Dans mon cas, ce qui me rend le plus heureux, c’est de voir que mes enfants vont globalement bien et que mes rapports avec eux sont bons.
Ils sont donc aussi la cause première de mes angoisses. Quand ils quittent la maison, je dois me faire violence pour accepter de leur faire confiance.
Dimanche, on soupait, toute la famille, chez mes parents. Les trois générations étaient là.
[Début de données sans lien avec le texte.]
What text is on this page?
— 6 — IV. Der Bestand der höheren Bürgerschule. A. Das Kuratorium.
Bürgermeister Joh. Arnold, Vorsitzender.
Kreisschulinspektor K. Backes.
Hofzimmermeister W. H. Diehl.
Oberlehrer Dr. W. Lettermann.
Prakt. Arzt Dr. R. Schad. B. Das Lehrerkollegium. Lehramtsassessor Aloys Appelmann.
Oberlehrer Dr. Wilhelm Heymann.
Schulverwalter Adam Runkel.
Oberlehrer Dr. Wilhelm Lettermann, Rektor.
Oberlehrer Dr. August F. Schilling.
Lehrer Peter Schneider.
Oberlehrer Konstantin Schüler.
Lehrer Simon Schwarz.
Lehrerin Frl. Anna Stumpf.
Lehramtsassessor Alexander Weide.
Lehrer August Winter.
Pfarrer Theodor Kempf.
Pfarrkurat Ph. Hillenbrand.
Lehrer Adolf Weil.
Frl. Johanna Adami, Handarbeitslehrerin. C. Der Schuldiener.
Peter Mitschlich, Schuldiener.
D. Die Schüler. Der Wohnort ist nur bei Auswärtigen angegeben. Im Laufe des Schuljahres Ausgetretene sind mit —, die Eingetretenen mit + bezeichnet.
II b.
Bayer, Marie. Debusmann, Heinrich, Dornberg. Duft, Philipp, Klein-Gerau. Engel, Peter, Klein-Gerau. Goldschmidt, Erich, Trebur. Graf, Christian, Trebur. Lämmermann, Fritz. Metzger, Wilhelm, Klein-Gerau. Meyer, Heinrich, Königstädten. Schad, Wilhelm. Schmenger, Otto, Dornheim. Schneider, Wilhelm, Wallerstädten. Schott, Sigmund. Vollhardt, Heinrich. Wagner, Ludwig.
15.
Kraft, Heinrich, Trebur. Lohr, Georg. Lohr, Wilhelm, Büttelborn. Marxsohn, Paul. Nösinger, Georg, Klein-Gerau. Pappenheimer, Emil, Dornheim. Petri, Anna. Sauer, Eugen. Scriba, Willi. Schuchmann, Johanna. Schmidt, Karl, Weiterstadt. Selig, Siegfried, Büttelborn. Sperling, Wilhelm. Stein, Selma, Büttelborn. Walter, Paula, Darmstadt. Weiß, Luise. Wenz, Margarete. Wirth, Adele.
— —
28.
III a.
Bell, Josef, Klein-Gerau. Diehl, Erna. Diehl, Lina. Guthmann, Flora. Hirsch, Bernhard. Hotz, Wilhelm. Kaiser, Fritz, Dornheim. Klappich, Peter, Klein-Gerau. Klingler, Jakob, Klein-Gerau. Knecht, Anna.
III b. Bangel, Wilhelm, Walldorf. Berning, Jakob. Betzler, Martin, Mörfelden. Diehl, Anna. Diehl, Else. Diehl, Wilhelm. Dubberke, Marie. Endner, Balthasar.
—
Tous étaient collés autour de la table.
Chacun racontait sa vie, ses projets, ses joies, ses doutes, le dernier film vu, le dernier livre lu, le prochain voyage.
On se demandait si les plus jeunes nous inventeraient une pièce de théâtre comme ils le font si souvent.
Rien d’extraordinaire, direz-vous, mais je repensais à cette infortunée famille Lortie.
Je réalisais que l’extraordinaire se trouve dans ces moments ordinaires dont on réalise subitement la fragilité.
Avec le temps, j’ai aussi fini par comprendre que le bonheur n’est jamais permanent.
Ce n’est pas non plus une recette que vous trouverez toute faite dans un livre de psychologie.
Il n’arrivera pas plus quand le monde autour de nous sera exactement comme nous le voudrions puisque ce moment n’arrivera jamais.
Il n’est pas non plus dans l’argent, le pouvoir ou la beauté, qui apportent, au mieux, de la fierté, ce qui n’est pas la même chose que le bonheur.
Le bonheur n’est pas dans la quête d’un autre désir à combler, d’accumuler encore plus, d’ordonner le monde selon nos convictions.
MOMENTS
Le bonheur est dans le fait de s’accepter tel qu’on est, ce qui suppose d’abord qu’on parte à la découverte de soi-même et qu’on finisse par se comprendre.
Il faut aussi savoir reconnaître et apprécier les petits bonheurs: un repas, une chanson.
Il est ensuite dans le fait de voir que ceux que nous aimons sont heureux eux aussi.
Serrons-les plus souvent dans nos bras au lieu de tenir leur présence pour acquise.